Legends, myths and traditions, since the most ancient origins of our history, have made it difficult to identify the origins of the cultivation of the vineyard, it is difficult to identify. However, beyond the poetry and folklore, certainly the cultivation of the vineyards began in very remote times.
Apparently, the man discovered the 'almost' magical properties of fermented grapes already in the Neolithic period, in fact it gave the moderate drinker the "wise forgetfulness of life", as Dante himself wrote.
Many doubt about the origin of the vine or if our vines, commonly called European vines (Vitis Vinifera), should be considered as native plants or have been imported into Italy through human migrations from Asia Minor.
Surely, the grafting and the coupling of various screws has allowed the birth of countless varieties of vines.
Already in the fifth century BC, Sophocles called Italy "a favorite land of God Bacchus".
Even at the time of Homer, Sicily produced large quantities of wines. In fact, just an episode of the Odyssey seems to focus precisely on wine, that is when, near Etna, the Cyclops Polyphemus, blinded by Ulysses, fell asleep in a deep sleep after drinking a large amount of wine.
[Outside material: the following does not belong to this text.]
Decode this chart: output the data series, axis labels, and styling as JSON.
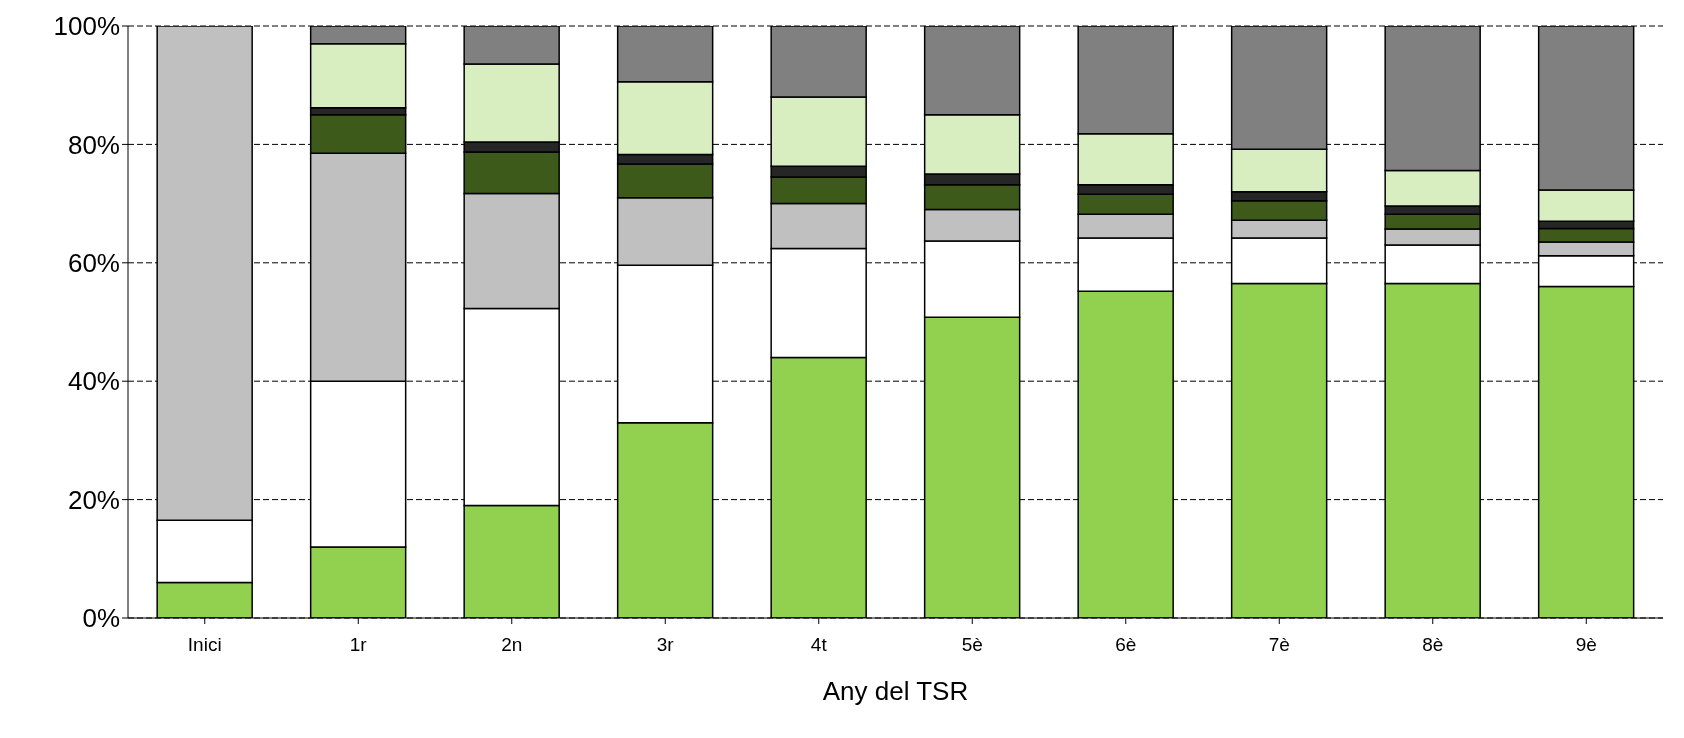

Even the Etruscans, departing from the East, already strong of a very advanced agriculture and that included the invoice of the wine, arrived in Italy on the shores of the Tyrrhenian Sea around the year 1000 AD, have contributed to the spread of the vines. So much so that Pliny tells of a statue carved from a single vine plant in Populonia.
There is no doubt that, since the time of Pliny the Elder, Italy was first in the cultivation of the vine and in the production of wine, for quality and high quality. In fact, in his "Historia Naturalis", Pliny himself speaks of as many as 195 varieties of wines, half of which were produced in Italy. Among the most famous wines of ancient Italy, we find the "Tauromenitanum". This was a wine that was produced in the Greek-Roman period in the territory of Taorminese and, according to Pliny, was a wine of extraordinary quality, so that, according to some historical evidence, the tauromenitanum was also used in Sicily in the ceremonies in honor of Apollo.
History and historians also give us acknowledgments and certificates of quality. In fact, just through Pliny, we know that the "eugenia vitis of Taormina" was transplanted on the Alban Hills in Lazio, it was the Tauromenitanum, cultivated as we said in the hills of Taormina, but today perhaps lost. There are also evident signs of a particularly extensive trade, where the main article was wine.
The origins of wine in ancient Rome
Until the Republican era, wine could be tasted only by males over the age of thirty. For women there was trouble if you find drinking: for example, if kissing his wife the husband had perceived the taste of wine, would have been authorized to severely punish his wife for the "transgression". The prohibition was abolished by Julius Caesar, and so Livia, wife of the first Prince, Augustus, was able to write that he had achieved a remarkable and healthy old age thanks to the wine that had enlivened his meals.
In the first century BC Diodoro Siculo writes how, since the most remote times, viticulture and vinification were the arts practiced in the area of the province of Messina, as found in the Mycenaean finds, mostly found in the Aeolian Islands, which allow to date this presence to the 14th Century before Christ.
Diodoro Siculo claimed that the vine grew spontaneously in Italy and that it had not been imported by other peoples. It was kept by the indigenous people, uncultivated, that is in the wild. Even Pliny, for his part, reports that since the beginning of ancient Rome there were unripe vines.
The Romans reached a deep knowledge of the secrets of the cultivation of the vine and the vinification, having learned such secrets from Etruscans, Greeks and Carthaginians and, just from the latter, they learned to build rational farms and able to produce, with great gains. As is well known, the Romans had the sense of business, everything had to be organized and productive.
Specialized plantations were created to conduct schiavile, where the great wines of the past were cultivated.
Always following Plinio's testimonies, we learn that since the middle of the first century a. C., Italian wines began to enjoy a reputation equal or superior to that of the best Greek wines
The expansion of viticulture in Sicily and southern Italy soon led to a contraction of wine imports from the Aegean and Greece, and in the third century. B.C. Italy no longer limited itself to producing for internal needs, but also for export and continued to develop especially in the first half of the second century BC. c.